The research, a review of 12 studies that included more than half a million people, found that adults who had prehypertension -- meaning systolic blood pressure (the top number) between 120 and 139 or diastolic blood pressure (the bottom number) between 80 and 89 -- had a 55% increased risk of having a stroke compared to adults whose blood pressure fell within the normal range.
Researchers have long observed that people with normal blood pressure have about half the risk of having a stroke over the course of their lives as those who have high blood pressure. But it was less clear what having prehypertension might mean for heart and blood vessel health , or whether it should even be treated.
"Across the board, whether we looked at race, ethnicity, or sex, there was this higher risk of stroke if you were diagnosed with prehypertension," says researcher Bruce Ovbiagele, MD, a neuroscience professor and director of the Stroke Center at the University of California at San Diego.
The risks associated with prehypertension were even higher, however, for young and middle-aged adults, and for those who fell in the upper end of the prehypertensive range.
The study found that adults younger than 65 with prehypertension had a 68% increased risk of stroke. And those with a systolic blood pressure between 130 and 139 or a diastolic blood pressure between 85 and 89 had a nearly 80% increased risk of stroke.
Prehypertension didn't increase the risk of stroke risk in seniors, probably because many adults who reach that age have other risk factors, including age and related health conditions, that come into play.
"It was interesting to confirm that there is this higher risk, but it was even more interesting to be able to narrow it down to certain types of individuals who seem to be at exceptionally high risk of having a stroke if they have prehypertension," Ovbiagele says.
The study is published in the journal Neurology.
Does Higher-Than-Normal Blood Pressure Need Drug Treatment?
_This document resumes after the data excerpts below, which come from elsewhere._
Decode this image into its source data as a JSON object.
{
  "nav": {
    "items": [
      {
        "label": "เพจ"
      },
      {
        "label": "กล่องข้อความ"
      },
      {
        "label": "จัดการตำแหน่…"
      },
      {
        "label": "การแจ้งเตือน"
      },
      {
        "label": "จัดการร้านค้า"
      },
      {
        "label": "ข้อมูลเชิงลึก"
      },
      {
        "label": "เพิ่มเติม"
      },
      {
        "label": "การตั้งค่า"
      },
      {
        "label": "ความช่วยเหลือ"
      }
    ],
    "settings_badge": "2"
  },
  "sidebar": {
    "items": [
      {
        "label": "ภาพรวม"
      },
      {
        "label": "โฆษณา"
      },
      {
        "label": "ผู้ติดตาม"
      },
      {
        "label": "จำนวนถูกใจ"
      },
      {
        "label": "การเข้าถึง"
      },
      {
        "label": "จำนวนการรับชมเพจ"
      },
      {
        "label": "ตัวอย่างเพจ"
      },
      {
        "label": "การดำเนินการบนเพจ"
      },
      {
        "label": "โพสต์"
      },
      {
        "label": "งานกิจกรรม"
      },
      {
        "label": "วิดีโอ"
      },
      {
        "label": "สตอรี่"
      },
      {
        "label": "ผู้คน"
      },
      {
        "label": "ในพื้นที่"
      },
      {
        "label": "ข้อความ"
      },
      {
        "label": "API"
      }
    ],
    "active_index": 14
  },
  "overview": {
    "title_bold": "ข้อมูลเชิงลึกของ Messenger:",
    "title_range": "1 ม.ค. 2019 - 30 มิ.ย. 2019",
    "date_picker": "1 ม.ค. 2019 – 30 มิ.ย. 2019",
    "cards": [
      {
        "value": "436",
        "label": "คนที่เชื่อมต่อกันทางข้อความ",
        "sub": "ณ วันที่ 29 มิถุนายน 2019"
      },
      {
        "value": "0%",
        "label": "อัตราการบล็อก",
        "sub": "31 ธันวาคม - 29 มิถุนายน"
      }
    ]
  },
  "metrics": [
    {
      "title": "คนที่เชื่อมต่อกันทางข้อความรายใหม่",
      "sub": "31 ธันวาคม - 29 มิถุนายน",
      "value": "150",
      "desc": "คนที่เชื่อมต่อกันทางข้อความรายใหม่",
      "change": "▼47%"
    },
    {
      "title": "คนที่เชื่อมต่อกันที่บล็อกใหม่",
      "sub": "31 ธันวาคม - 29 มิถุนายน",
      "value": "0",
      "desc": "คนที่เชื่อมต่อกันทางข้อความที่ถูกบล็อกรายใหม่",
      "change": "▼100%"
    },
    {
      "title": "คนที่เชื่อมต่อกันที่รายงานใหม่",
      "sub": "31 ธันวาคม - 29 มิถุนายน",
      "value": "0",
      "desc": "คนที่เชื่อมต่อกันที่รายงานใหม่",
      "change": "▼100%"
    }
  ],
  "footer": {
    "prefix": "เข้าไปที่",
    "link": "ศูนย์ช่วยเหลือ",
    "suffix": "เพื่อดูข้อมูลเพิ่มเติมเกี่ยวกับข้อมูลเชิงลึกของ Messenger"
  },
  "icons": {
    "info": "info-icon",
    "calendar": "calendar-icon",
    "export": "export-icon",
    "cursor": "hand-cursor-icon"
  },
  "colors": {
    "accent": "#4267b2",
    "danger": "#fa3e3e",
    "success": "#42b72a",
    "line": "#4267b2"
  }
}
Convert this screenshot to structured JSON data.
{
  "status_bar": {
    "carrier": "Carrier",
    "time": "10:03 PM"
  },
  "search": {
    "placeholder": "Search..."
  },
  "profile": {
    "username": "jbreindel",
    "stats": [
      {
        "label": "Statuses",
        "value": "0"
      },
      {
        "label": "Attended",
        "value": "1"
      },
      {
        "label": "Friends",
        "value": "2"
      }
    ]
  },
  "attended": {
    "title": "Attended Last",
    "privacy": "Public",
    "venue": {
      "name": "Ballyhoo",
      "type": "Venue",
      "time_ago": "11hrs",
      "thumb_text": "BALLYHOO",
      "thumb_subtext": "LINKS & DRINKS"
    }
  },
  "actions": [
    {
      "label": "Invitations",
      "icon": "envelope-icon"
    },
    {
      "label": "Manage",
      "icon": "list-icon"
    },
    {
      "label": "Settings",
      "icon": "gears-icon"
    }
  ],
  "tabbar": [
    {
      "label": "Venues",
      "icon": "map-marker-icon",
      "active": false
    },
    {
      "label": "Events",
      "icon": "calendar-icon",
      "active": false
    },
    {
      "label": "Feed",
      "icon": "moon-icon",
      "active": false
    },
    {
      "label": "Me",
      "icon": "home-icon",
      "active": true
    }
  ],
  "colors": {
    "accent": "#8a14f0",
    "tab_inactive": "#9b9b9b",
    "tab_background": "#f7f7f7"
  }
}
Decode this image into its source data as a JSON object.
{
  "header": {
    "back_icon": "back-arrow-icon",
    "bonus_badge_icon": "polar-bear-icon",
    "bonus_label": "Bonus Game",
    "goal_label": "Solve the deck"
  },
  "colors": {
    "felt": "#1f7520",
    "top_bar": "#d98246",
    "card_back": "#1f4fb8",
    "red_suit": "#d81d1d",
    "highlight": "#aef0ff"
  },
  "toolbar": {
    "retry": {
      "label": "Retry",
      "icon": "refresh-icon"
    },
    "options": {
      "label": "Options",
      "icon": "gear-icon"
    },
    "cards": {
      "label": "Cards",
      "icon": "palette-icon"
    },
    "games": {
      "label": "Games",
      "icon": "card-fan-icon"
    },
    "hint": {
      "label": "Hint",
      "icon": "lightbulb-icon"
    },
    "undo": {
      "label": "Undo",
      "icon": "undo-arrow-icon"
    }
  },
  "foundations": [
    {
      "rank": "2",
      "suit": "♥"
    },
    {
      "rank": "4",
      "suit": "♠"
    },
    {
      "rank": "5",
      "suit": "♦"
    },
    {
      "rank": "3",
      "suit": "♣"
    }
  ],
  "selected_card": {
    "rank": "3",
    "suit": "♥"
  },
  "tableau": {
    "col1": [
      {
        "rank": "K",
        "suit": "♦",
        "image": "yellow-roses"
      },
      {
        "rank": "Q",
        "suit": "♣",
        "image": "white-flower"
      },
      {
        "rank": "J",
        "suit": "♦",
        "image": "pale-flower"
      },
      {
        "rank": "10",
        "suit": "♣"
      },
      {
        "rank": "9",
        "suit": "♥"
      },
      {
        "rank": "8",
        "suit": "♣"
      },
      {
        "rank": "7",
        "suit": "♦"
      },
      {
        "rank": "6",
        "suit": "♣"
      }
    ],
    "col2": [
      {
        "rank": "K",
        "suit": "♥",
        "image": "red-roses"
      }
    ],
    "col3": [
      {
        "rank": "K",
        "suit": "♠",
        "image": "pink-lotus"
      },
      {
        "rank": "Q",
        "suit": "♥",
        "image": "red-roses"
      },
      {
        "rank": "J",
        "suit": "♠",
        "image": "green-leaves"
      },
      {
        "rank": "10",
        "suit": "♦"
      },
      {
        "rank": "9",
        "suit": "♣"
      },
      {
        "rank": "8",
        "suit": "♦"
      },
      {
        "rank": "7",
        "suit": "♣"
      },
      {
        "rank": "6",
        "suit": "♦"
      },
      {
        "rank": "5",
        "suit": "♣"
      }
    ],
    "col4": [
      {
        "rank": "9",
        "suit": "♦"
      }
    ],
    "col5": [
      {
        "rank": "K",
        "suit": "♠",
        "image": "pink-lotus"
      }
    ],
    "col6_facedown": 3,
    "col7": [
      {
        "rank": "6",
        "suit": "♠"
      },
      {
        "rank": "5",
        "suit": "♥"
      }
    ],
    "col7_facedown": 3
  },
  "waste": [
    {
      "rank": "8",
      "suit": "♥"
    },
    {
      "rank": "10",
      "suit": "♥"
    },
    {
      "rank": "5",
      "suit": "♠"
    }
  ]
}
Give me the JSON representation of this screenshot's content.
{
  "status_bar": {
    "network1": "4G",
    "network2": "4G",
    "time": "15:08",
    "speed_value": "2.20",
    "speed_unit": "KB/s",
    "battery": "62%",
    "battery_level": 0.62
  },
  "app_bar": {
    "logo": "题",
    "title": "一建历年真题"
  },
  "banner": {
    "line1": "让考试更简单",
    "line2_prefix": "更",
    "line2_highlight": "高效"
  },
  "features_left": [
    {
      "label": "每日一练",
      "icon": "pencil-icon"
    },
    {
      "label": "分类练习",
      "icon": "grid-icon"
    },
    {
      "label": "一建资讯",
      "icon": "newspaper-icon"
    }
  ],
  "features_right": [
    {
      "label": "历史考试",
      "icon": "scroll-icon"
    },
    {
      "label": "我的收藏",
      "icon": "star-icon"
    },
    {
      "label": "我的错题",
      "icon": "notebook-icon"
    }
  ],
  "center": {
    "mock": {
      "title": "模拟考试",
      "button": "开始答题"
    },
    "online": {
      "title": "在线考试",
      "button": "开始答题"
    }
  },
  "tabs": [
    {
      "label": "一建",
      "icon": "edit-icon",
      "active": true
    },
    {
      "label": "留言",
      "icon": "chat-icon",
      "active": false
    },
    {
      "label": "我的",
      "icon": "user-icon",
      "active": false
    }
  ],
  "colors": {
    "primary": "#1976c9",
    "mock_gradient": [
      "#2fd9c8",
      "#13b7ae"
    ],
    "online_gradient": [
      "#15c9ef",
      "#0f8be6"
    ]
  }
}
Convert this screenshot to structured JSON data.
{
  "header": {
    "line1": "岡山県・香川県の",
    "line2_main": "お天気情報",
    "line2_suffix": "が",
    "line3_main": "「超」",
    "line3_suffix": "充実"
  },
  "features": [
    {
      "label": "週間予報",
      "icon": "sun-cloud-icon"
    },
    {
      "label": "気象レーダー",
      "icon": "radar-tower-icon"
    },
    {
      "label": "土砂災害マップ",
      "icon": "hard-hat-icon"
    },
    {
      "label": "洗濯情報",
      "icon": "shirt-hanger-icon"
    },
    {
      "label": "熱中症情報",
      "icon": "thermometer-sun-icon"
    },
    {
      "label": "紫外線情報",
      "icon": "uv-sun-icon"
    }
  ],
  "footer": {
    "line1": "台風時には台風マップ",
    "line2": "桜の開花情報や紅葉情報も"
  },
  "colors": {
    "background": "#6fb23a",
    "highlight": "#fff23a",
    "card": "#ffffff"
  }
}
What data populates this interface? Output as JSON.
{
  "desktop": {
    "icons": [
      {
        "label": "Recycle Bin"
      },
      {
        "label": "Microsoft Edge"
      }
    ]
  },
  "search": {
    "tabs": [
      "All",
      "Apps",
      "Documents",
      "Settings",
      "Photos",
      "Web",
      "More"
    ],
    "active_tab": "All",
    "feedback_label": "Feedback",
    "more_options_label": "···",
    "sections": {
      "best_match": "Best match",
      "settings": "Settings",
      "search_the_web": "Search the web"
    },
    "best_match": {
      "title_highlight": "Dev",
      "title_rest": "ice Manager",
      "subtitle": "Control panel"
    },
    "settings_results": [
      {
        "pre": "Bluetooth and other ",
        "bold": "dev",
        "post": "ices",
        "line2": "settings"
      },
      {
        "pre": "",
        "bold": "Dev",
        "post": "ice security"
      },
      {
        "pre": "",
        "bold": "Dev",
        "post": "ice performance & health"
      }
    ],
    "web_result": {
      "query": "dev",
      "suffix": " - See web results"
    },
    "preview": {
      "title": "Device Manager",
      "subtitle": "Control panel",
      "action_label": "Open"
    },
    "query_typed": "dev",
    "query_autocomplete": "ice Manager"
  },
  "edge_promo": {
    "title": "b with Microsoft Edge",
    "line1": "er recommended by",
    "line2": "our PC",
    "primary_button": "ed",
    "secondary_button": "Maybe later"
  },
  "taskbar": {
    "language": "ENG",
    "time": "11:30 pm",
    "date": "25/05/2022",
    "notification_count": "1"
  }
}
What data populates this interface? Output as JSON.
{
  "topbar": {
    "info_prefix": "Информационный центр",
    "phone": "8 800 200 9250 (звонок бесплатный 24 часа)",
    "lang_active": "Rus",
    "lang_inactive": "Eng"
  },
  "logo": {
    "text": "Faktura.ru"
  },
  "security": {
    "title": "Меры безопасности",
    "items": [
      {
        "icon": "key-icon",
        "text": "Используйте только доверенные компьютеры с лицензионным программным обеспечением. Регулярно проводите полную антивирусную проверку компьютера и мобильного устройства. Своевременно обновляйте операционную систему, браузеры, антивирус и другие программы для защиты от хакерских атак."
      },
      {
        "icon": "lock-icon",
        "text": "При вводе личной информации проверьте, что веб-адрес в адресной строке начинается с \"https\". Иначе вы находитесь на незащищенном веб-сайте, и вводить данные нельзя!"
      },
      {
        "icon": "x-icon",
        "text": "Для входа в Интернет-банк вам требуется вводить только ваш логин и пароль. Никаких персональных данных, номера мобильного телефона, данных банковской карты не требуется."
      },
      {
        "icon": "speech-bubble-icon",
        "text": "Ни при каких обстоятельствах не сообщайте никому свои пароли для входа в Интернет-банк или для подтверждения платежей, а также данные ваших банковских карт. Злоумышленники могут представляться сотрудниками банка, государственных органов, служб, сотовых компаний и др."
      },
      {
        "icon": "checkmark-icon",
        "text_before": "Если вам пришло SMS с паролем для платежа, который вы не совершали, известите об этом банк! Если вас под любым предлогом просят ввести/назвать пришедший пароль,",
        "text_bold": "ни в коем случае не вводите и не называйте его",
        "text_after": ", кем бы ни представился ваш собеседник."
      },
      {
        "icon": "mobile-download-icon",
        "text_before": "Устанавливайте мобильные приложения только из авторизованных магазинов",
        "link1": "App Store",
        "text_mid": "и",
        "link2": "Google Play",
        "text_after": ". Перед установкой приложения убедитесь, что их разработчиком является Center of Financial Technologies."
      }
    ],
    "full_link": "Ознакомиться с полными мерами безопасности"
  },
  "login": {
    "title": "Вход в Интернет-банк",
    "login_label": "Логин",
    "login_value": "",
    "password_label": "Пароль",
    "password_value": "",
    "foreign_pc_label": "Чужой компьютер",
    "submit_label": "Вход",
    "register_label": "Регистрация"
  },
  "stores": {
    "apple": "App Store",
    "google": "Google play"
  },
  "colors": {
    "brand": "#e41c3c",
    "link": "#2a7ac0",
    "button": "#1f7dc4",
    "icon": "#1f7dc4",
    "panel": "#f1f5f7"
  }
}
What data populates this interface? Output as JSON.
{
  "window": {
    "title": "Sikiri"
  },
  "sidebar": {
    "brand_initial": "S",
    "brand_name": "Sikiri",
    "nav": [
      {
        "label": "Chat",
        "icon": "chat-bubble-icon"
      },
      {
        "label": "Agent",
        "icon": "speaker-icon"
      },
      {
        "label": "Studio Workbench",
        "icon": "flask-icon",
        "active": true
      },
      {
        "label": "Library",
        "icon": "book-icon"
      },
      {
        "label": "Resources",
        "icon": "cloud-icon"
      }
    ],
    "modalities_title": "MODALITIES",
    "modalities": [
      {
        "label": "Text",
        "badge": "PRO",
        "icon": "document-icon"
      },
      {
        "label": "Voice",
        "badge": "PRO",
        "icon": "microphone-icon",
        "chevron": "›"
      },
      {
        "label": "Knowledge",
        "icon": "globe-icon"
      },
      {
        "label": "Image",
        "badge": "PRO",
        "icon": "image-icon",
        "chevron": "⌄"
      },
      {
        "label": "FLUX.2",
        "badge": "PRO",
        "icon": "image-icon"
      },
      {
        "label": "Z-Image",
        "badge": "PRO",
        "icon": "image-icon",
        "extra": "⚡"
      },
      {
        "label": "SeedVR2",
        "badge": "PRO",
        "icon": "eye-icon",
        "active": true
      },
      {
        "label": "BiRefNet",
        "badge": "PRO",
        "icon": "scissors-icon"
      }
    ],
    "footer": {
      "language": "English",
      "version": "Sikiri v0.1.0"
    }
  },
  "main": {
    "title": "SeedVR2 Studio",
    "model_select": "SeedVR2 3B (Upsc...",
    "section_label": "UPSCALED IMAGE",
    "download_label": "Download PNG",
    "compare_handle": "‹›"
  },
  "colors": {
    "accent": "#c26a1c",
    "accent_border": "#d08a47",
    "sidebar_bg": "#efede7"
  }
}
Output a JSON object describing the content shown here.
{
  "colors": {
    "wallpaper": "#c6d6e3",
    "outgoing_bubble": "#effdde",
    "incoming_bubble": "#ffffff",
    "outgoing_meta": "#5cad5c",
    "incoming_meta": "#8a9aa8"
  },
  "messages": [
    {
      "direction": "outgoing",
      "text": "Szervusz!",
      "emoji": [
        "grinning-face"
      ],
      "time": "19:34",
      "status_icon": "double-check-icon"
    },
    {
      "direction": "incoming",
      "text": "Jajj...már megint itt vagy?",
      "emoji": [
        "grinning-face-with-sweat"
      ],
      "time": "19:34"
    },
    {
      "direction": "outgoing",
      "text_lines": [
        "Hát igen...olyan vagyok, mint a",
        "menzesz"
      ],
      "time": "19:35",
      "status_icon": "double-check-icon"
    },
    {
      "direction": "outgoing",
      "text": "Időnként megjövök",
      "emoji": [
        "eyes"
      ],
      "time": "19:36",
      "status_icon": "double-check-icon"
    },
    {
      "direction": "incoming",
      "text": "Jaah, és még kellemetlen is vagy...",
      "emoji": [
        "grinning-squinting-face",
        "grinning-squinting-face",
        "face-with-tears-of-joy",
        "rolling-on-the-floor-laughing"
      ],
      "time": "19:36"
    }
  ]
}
Experts who were not involved in the study called its findings compelling and said they may ultimately shift the threshold that doctors use to decide when to put their patients on blood-pressure-lowering drugs.
"It really makes us wonder whether we should be prescribing medications for those individuals," says Amytis Towfighi, MD, assistant professor of neurology at University of Southern California in Los Angeles and chair of the neurology department at Rancho Los Amigos National Rehabilitation Center in Downey, Calif.
"However, to know for sure, we'd have to do a study to see if prescribing medications will actually lower stroke risk for those individuals," says Towfighi, who wrote an editorial on the study.
Study researchers say that lifestyle changes are the best place to start when blood pressure numbers creep up into the prehypertension range.
Lifestyle changes that have been shown to lower blood pressure include cutting back on sodium and losing weight. "Lifestyle changes are very, very difficult, but if they're done properly, we know that they work," says Ovbiagele. "As a physician, I still think the best way to go is to modify one's lifestyle.
"We know that prehypertension is rising with the obesity epidemic. I see patients who are 17, 18, and 19 who are having strokes, and they are almost exclusively obese. So I think something is going on and lifestyle changes could have an impact, albeit modest."
That's the advice Ovbiagele gives to his patients, but he knows that it may be difficult to make the changes necessary to get their blood pressure down to normal.
So he's in the midst of designing his next study, which will test whether blood-pressure-lowering medications reduce stroke risk when they're given to treat adults younger than 65 with blood pressures over 130/85.
One previous, small study did show that medication, when given for blood pressures in the prehypertensive range, were relatively safe and effective at preventing people from going on to develop full-blown high blood pressure (hypertension). The study did not follow patients to see if the aggressive therapy was able to lower a person's risk for having a heart attack or stroke.
"That's what we want to do," says Ovbiagele.